People can support our organisation through going to the Support us section on the CHOC website – they can donate money, time or provide in-kind donations, as well as buying CHOC merchandise (http://www.choc.org.za/support.html). Another way to support us is to join our loyalty programme CHOC-olate (www.choc-olate.co.za. We also have a lot of external fundraisers that run independent fundraising projects for CHOC.
WHO IS WORKING ON THIS PROJECT?
Through a head office, eight regional and two branch offices, and 13 accommodation facilities, located close to the treatment centres, we provide nationwide support, with some support programmes in secondary and more remote areas.
Although we have evolved from a volunteer-run organisation, largely comprised of parents, into a professional organisation with a staff of close on 90, at heart CHOC retains its parent-centric and volunteer focus. This is evident with most of our Board and ExCo members being either parents of cancer survivors or bereaved parents.
CHOC also relies on a vast network of individuals who give of their time voluntarily, to ensure that every child with cancer or a life-threatening blood disorder in South Africa is supported throughout the long process.
MORE INFO AND LINKS
At CHOC we aim to provide the best possible support for children with cancer and life-threatening blood disorders, and their families.

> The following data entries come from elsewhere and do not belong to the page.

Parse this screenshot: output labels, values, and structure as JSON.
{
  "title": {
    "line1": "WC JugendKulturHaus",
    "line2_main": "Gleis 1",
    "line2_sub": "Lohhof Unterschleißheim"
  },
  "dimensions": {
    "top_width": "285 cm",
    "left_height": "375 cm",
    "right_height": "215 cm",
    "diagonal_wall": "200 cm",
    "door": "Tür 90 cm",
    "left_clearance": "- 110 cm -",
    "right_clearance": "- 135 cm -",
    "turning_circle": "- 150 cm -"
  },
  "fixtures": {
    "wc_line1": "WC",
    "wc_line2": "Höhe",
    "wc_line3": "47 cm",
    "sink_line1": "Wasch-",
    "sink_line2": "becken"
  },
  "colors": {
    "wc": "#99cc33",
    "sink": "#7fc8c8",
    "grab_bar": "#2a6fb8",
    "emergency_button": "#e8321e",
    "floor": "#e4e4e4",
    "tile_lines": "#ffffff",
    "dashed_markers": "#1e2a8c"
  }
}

Beginning as a parent support group in 1979, CHOC has developed into a nationwide organisation with a head office, six regions, two branches, and 13 housing facilities. Our holistic approach includes psychosocial support in the hospital wards, from diagnosis onwards, and practical support ranging from accommodation to transport and recreation. We also support paediatric oncology staff and the specialist treatment facilities and ensure hospital wards are child-friendly. Our early warning signs programme promotes early detection. Without our support, many children – particularly from low-income families living far from treatment centres – would not be able to access, or adhere to, the necessary but arduous treatment cycle, which can last up to three years.